The CanaGas business model consists of using our type-4 pressure vessel technology to gain global competitive advantage in the wholesale delivery of energy-related commodities such as natural gas, propane, LPG, propylene, ethylene, CO2, and ammonia. We will use our competitive advantage to generate revenues where others are prohibited by our patents and technical void.
To grow quickly from the certification of our 15-Bar CTMs, we will fabricate and lease our CTMs to Canadian wholesalers of propane within Canada. We do not plan to sell our CTMs. Notwithstanding, that may change as financial conditions dictate. Initial lease rates will be as low as possible to attract new customers and to grow fabrication capacity and production.
Once our fabrication production is on solid financial ground, we will expand our business to the export of propane and LPG. The selling of propane into the United States will be by rail. The selling of propane/ LPG into Mexico will start with small container ships (Feeders) out of Prince Rupert and or Vancouver (using the under-utilized DP World terminal on the Fraser River), British Columbia. As we expand, we will charter, Feedermax, and Panamax vessels.
To fabricate our pressure vessels, CanaGas will subcontract or joint-venture with an experienced filament-winding entity. Such a joint-venture will be structured to grow our own filament-winding capacity with newly-trained employees.

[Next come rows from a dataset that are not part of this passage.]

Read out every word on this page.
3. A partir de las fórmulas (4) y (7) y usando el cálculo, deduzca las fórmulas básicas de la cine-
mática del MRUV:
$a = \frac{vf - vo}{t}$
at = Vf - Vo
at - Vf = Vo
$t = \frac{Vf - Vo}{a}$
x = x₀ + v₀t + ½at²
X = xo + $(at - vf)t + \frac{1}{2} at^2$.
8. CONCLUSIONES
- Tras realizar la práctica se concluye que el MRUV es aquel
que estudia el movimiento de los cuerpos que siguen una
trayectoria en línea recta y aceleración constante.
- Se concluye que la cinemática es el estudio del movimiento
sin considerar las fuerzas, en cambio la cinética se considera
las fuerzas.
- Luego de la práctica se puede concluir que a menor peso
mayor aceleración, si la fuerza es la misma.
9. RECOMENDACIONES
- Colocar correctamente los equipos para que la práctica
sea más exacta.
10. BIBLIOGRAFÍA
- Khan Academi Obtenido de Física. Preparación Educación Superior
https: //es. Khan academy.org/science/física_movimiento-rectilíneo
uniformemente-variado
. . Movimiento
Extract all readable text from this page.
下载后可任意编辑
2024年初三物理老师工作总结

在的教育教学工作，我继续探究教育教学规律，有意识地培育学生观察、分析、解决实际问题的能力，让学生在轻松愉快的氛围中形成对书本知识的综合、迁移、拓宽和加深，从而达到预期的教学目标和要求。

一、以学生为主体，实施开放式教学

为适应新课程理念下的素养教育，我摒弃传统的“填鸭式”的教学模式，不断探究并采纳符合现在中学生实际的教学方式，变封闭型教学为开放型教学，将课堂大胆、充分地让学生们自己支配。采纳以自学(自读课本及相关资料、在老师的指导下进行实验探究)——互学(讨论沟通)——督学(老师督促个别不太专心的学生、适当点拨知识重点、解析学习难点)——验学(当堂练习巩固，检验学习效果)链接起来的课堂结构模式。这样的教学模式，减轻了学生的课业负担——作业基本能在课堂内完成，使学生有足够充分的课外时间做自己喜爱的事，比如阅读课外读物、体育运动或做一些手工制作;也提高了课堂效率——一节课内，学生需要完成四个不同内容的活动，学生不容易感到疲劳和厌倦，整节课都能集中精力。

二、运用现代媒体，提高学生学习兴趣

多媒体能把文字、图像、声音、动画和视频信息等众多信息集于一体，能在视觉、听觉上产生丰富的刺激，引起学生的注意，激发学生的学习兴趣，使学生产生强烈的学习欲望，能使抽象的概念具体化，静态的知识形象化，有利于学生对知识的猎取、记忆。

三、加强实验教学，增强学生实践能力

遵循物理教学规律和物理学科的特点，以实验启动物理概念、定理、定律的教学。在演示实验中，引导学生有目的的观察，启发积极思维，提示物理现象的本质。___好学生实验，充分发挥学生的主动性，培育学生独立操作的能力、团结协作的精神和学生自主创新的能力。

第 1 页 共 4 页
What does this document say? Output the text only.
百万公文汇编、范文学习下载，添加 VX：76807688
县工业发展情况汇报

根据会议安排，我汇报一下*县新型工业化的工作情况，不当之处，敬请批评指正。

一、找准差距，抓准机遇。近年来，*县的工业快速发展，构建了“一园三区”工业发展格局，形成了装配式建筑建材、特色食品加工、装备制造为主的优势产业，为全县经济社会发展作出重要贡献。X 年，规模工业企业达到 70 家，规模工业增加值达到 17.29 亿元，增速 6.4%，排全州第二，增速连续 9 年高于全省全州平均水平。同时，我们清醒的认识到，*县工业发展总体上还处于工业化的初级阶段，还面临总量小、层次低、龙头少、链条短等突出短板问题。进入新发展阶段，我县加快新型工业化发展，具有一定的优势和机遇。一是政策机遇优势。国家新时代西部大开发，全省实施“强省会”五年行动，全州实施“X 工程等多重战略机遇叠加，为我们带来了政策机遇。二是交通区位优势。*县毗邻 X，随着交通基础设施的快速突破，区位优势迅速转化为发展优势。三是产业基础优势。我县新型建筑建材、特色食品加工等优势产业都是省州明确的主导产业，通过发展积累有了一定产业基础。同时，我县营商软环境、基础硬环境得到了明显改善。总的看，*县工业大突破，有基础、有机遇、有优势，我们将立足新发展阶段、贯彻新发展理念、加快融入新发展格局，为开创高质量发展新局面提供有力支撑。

To fabricate our ISO-frames and install our type-4 tanks into them, CanaGas will partner with a current fabrication entity located in Alberta. The selected assembly partner will have existing fabrication facilities in Alberta. Such a partnership will enable CanaGas to efficiently fabricate its CTMs from the start (hit the ground running)! A preferred partner has already been selected and negotiations are ongoing. As production grows, the said partnership will need its own fabrication and assembly facility, designed specifically for efficient assembly-line fabrication of our CTMs.
Once our 100-Bar CTMs are certified, we will commence trade in natural gas, first domestically, then internationally. We will partner or provide service to large entities with stranded reserves that wish to monetize their currently low-valued assets.
Using the above business model and structure, CanaGas will set itself up for the best possible success through its start-up phase and through its rapid growth. We will require additional executive management to take lead roles in developing and growing our planned business.